Danimarkalı yazar Tove Ditlevsen, otobiyografik tarzda kaleme aldığı üçlemesi ile kadın edebiyatının güçlü temsilcilerinden biri olmayı başardı. Kaleme aldığı pek çok öyküsü ve şiiri ile Danimarka’nın en ünlü isimlerinden biriydi, ta ki ölene kadar. Eserlerinden sadece Kopenhag Üçlemesi dilimize çevrildi ve bu seri ile de Ditlevsen’i en derin hâliyle tanıma fırsatını yakalamış olduk. Çocukluk, Gençlik ve Bağımlılık kitapları ile bize hayatının üç farklı evresinden izler sundu.
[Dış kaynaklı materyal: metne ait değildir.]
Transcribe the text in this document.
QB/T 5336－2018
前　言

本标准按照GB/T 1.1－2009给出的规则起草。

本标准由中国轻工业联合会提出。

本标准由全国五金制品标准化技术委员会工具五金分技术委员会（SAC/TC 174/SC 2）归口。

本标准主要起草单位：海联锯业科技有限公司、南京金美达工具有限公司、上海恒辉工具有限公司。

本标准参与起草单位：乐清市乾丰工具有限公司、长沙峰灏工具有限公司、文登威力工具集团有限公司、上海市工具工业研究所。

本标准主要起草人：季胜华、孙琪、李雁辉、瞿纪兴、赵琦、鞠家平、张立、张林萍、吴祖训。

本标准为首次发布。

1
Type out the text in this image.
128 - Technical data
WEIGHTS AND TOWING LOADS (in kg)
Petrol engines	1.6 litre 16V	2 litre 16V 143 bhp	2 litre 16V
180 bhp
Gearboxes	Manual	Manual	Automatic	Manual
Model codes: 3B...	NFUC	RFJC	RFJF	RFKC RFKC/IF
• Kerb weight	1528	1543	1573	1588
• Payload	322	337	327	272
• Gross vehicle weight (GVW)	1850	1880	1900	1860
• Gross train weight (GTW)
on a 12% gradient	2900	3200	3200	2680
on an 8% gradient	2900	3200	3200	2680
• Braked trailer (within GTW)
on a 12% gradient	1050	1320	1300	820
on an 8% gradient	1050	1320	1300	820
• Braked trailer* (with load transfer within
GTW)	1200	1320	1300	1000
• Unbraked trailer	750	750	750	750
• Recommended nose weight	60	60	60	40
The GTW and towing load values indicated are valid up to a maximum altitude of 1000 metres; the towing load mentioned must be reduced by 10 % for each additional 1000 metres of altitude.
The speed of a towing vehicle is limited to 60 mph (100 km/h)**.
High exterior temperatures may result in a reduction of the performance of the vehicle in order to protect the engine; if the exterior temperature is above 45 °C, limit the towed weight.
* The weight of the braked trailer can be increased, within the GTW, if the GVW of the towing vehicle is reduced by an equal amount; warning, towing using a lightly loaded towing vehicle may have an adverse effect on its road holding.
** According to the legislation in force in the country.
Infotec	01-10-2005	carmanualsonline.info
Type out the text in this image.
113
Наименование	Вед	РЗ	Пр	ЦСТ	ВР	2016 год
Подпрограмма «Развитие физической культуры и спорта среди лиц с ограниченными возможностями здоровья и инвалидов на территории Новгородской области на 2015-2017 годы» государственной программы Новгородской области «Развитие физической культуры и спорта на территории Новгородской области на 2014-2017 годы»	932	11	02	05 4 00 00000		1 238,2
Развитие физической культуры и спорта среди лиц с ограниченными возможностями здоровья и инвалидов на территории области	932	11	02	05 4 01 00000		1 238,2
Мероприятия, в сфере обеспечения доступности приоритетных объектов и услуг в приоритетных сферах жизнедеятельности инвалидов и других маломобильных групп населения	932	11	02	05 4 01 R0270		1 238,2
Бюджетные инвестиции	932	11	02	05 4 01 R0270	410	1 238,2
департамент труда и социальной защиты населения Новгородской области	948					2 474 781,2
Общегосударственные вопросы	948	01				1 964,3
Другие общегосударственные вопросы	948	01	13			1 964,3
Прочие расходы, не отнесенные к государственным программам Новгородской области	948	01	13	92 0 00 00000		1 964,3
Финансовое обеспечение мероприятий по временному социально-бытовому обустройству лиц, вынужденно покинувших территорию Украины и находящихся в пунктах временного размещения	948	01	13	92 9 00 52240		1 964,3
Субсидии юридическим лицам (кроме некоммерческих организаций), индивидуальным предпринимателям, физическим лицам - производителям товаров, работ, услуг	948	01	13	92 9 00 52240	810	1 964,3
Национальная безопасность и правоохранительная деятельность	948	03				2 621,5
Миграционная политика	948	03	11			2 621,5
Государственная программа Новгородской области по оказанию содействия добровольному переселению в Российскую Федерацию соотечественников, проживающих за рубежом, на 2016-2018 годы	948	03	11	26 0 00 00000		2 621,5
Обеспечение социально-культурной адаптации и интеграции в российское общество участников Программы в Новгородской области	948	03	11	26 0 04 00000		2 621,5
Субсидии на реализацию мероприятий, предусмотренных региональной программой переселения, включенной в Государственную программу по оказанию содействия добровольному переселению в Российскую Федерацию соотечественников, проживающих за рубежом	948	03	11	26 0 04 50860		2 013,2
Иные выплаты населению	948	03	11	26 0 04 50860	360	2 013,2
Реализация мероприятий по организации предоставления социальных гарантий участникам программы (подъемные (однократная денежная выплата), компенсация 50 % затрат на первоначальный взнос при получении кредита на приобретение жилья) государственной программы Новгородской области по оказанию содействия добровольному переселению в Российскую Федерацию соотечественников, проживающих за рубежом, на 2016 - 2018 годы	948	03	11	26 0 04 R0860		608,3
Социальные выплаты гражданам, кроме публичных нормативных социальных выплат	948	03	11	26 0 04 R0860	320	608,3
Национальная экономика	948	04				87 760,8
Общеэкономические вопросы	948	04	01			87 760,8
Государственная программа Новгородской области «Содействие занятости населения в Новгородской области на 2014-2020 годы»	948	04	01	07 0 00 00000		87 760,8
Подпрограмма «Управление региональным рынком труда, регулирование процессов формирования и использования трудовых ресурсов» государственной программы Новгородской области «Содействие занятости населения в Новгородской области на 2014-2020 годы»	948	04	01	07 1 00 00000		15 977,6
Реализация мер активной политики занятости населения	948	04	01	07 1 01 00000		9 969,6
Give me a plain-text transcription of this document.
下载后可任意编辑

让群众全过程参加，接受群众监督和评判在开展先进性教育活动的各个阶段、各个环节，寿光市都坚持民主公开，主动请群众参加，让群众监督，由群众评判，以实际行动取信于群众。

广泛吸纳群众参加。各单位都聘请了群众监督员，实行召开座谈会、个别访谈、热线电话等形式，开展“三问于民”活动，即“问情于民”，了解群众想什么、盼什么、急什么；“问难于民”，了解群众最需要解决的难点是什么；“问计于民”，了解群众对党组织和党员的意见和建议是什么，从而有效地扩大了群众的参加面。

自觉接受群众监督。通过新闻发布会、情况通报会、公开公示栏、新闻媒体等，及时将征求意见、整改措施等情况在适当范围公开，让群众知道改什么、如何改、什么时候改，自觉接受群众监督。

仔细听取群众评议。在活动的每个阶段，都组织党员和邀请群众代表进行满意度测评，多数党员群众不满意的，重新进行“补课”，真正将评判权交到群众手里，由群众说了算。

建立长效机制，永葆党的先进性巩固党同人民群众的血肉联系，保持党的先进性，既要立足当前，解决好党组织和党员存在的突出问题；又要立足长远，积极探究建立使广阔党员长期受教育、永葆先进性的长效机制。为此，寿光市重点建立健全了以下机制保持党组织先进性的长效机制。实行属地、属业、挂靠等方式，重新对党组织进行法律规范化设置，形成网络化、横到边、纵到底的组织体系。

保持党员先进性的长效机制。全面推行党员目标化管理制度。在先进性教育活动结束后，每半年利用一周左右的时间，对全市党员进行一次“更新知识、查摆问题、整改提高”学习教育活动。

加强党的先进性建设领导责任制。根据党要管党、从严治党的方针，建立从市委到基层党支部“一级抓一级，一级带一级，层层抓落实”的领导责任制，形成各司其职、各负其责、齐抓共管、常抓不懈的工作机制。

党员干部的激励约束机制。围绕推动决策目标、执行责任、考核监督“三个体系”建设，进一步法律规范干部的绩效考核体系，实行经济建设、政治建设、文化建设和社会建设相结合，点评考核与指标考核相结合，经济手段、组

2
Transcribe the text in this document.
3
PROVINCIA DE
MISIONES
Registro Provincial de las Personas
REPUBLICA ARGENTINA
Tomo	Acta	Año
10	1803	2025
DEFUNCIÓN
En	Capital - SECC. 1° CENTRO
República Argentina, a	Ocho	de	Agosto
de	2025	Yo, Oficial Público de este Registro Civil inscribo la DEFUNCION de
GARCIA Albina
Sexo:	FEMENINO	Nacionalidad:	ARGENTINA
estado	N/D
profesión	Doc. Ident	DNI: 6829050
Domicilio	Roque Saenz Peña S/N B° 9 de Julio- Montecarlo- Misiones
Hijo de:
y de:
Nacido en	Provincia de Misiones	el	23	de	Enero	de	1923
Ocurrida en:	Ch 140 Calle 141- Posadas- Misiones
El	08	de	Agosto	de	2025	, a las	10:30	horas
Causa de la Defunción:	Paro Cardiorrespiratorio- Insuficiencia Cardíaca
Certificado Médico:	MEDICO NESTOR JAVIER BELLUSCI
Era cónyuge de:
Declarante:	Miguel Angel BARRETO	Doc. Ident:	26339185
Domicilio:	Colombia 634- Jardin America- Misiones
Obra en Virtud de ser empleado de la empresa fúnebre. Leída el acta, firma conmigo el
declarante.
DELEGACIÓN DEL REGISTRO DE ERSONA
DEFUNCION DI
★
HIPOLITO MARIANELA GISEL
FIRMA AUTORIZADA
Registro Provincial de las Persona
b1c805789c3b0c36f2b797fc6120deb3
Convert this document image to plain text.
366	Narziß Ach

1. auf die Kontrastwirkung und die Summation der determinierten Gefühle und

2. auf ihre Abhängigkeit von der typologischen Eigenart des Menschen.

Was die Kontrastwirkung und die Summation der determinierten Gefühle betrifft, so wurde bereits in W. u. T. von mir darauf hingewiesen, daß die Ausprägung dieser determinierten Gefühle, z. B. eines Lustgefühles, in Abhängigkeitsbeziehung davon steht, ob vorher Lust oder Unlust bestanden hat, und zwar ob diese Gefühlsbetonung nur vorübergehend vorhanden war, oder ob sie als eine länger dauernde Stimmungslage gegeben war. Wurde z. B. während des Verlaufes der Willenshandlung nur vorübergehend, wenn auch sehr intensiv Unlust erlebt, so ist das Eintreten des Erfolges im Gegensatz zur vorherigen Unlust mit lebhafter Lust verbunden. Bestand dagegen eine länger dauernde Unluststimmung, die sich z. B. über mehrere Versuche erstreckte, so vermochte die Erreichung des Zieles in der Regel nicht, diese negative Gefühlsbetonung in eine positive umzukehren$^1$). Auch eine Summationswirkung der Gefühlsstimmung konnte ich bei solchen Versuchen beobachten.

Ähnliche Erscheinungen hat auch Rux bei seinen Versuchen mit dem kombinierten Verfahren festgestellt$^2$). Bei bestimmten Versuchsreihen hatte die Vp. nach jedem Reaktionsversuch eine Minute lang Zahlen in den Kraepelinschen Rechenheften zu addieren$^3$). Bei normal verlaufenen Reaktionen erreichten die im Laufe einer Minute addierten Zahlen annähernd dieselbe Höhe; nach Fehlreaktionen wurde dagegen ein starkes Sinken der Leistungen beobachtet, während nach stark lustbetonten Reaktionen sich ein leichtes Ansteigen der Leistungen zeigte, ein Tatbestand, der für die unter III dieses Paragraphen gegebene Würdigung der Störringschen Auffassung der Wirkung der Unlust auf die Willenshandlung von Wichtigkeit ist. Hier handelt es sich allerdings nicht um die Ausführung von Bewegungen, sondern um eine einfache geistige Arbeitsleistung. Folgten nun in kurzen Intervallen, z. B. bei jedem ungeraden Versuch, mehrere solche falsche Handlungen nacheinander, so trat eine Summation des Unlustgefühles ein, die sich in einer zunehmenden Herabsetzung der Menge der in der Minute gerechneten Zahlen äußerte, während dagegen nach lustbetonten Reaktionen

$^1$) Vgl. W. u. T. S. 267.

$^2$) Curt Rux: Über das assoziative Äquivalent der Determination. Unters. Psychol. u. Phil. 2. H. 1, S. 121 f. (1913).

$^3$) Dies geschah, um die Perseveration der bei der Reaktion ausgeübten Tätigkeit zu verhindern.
Hayat yolculuğunda yeniden doğmanın mümkünlüğünü oldukça filtresiz ve samimi bir dille okurlarına aktardı.
Çöküşten Habersiz Geçen “Çocukluk”

İlk kitap olan Çocukluk ile Tove Ditlevsen‘in hayatına “merhaba” diyoruz bir nevi. 1917 yılında Kopenhag’da dar gelirli bir mahallede dünyaya gelen Ditlevsen, anne ve babasına, aslında daha çok annesine karşı bir direnişle büyüdü. Yaptığı her hareketinden sonra, annesinin kendisine olan sevgisinin azaldığını ya da arttığını gözlemliyordu. Babasıysa daha çok Ditlevsen’in abisiyle bir kavga içerisindeydi. Özünde babasının kavgası abisine değil; sisteme, siyasete, ülkenin düzenineydi ama bütün sinirini Ditlevsen‘in abisi üzerinden şekillendiriyor ve bu durum da evin havasını oldukça gergin bir ortama sürüklüyordu. Evin kaosundan kurtulmak için mahallede, kimsenin arkadaşlık yapmasına izin vermediği bir arkadaş edinmişti. Farklı karakterlere sahip olan arkadaşıyla kurduğu iletişim, ona arkadaşlık olarak görünse de aslında olmadığını çok geç anlayacaktı.
“Garip ve son derece hassas mutluluğumuz, sadece yalnız olduğumuzda yeşerirdi ve annem artık yaşamadığı ve onun hikâyesini gerçekten olduğu gibi anlatabilecek kimse kalmadığından benim için büyük bir değer arz eden o mutluluk, bazı ender, tesadüfi anlar dışında bir daha asla tamamıyla geri dönmedi.” (Çocukluk – s.8)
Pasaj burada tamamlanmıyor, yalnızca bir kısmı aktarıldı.